In October, Amazon part-sponsored Mercedes-Benz Fashion Week Madrid, live-streaming the shows and making the collections shoppable on the site. And to coincide with London Fashion Week, the platform partnered with the British Fashion Council and fashion magazine Vogue to create a digital storefront featuring 12 British designers including 1x1 Studio, De La Vali, Grenson, Les Girls Les Boys, Emilio De La Morena, Kat Maconie and Olubiyi Thomas.
A dress at Luxury Stores – Amazon’s new platform for luxury fashion.

The numbers that Amazon is investing are eye-opening: US$18 billion is being promised to help independent retailers from all sectors grow on the site, while US$100 million will be given directly to new fashion brands.

This new round of investment comes on the back of the launch of fashion platform Common Threads, a partnership between Vogue and the Council of Fashion Designers of America to support independent designers. Featuring brands like Anna Sui, Cushnie, Lemlem and Thakoon, the platform kicked off in the spring. Since then, two labels – Tabitha Simmons and Chloe Gosselin – have asked to be removed.

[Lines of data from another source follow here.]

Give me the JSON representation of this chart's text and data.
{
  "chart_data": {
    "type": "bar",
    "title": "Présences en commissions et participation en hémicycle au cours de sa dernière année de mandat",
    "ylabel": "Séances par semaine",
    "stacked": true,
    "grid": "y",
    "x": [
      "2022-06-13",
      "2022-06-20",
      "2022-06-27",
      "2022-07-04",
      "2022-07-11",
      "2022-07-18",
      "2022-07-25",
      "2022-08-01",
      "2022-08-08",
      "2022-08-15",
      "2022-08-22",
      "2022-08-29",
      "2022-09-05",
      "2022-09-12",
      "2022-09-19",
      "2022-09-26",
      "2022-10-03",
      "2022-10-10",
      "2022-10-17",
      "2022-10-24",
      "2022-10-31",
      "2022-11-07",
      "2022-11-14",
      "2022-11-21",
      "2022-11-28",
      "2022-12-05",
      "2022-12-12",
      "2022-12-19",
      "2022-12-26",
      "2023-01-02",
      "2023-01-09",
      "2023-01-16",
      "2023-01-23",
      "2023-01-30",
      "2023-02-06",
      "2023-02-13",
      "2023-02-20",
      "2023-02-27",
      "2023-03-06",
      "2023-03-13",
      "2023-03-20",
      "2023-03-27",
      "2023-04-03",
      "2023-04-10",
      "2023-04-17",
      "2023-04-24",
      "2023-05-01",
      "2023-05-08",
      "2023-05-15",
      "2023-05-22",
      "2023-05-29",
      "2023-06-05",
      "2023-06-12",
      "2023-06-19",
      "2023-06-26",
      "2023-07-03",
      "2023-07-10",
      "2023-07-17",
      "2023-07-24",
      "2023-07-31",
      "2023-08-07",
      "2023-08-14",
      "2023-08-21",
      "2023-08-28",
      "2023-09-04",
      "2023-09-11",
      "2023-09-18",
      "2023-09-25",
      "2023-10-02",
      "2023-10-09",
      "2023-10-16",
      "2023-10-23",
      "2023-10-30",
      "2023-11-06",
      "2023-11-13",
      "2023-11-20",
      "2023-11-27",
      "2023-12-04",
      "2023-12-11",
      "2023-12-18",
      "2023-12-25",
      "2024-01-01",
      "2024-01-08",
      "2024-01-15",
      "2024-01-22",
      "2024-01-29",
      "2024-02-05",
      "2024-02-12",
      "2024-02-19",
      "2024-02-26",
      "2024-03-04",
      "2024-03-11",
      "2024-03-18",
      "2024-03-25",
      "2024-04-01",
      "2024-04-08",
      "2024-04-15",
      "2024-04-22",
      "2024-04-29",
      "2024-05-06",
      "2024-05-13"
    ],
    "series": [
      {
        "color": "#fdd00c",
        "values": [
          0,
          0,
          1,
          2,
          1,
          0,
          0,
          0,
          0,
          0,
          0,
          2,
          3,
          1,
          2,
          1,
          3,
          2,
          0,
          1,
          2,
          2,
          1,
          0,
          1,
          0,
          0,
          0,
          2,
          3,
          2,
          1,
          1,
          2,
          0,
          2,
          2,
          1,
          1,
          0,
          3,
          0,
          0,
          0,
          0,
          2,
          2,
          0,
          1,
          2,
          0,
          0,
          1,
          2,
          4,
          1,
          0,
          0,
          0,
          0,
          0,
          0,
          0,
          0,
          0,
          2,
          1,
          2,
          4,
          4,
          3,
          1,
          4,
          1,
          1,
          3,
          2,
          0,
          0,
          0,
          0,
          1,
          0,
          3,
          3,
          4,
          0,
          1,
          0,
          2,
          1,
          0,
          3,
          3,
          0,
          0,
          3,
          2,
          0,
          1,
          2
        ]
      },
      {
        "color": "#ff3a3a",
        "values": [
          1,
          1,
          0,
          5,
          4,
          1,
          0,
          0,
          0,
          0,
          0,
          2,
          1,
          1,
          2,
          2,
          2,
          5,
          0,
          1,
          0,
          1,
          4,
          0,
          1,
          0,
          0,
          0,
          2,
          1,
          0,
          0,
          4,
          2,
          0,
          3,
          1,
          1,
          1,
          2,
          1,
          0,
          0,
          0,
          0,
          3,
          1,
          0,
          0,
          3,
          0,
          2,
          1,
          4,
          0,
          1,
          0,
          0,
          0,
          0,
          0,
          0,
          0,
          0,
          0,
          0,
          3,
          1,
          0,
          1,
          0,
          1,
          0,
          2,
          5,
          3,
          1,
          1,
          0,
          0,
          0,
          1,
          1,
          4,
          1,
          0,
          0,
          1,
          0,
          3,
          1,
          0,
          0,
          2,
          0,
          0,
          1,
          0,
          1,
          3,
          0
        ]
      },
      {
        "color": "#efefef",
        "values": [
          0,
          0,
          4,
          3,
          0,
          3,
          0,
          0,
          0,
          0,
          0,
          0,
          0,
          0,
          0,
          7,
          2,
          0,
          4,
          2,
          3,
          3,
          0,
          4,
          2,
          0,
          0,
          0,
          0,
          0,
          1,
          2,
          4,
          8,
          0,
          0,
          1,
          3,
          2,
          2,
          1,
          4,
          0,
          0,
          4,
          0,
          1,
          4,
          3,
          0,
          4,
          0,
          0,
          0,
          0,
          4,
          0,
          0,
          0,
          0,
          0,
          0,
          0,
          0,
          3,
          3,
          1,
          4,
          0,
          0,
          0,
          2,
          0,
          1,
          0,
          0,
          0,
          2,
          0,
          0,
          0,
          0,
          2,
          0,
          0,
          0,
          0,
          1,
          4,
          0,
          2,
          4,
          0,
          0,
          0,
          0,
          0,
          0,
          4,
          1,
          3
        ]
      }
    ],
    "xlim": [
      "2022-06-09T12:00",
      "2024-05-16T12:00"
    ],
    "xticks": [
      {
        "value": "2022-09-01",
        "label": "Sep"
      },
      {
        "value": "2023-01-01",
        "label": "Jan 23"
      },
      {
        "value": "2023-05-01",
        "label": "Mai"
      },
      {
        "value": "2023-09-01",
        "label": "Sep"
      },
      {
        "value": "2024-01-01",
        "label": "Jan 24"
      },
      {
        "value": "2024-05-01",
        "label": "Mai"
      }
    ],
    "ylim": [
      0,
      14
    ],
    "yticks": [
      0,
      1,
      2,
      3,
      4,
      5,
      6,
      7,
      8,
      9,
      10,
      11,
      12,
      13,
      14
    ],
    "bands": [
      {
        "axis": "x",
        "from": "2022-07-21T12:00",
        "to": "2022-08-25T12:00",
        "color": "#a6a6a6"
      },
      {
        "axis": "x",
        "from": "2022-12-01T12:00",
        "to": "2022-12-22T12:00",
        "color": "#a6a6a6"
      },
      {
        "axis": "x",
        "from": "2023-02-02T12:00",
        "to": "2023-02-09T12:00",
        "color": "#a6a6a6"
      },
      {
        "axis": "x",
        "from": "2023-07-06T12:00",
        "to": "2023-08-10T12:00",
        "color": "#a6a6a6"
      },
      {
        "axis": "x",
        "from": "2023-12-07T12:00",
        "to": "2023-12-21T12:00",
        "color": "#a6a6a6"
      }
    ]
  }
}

Sales to date have reportedly been lacklustre.

“That’s mostly because Amazon is a transactional marketplace, where the product brand is less important than the marketplace brand,” says James Thomson, partner at Amazon consultancy Buy Box Experts and former business head of Amazon Services. “The Amazon customer is much more likely to search for products using an unbranded keyword term like ‘women’s dress’, rather than a branded term like ‘Prada evening dress’. With fashion being typically experiential products, it’s hard to understand how an outfit will look on you if you are buying on Amazon.”

TMall’s Luxury Pavilion landing page.

Amazon founder Jeff Bezos is hoping, however, that the ramifications of the pandemic will force resistant brands to partner with them, create their own unique storefront and thus encourage a new type of customer to use the site.

“While Amazon’s algorithms market different products to every consumer, that’s not the same as a personal-shopper experience one might expect in an exclusive luxury-products platform,” says Thomson. “I don’t see Amazon ever trying to provide the same experience – instead it will offer an easy return policy, and the ability to get products delivered quickly. Unfortunately, because Amazon democratises the purchase of most products, that’s exactly what luxury brands don’t want: they want exclusivity.”

Unfortunately for Amazon, the pandemic has forced luxury to urgently revamp its digital offering. Even before global lockdowns, premium fashion was a crowded field made up of online-only players like Farfetch, which has itself now had a multibillion-dollar cash injection from Alibaba and luxury goods holding company Richemont to help it expand into China.
With its individual storefronts and action model shots, Luxury Stores is clearly closely based on Tmall’s luxury site.

But what about Alibaba? “[Amazon and Alibaba] are not pitted against each other right now in terms of the consumers they serve, but they are running into each other in India and Southeast Asia,” said Danielle Bailey, managing vice-president of research firm Gartner, to Vogue Business. “China is surpassing the US as the largest retail market in the world, and Alibaba is the largest business-to-consumer platform in China. People underestimate Alibaba in terms of what it represents on a global stage.”

Amazon and Alibaba are, however, competing for scale and prestige. “Alibaba is more sophisticated than Amazon. That is where the competition aspect of it comes in – the perception as the global e-commerce leader,” Bailey said.

In a game like luxury fashion, winning the image part of the competition can mean winning the entire match.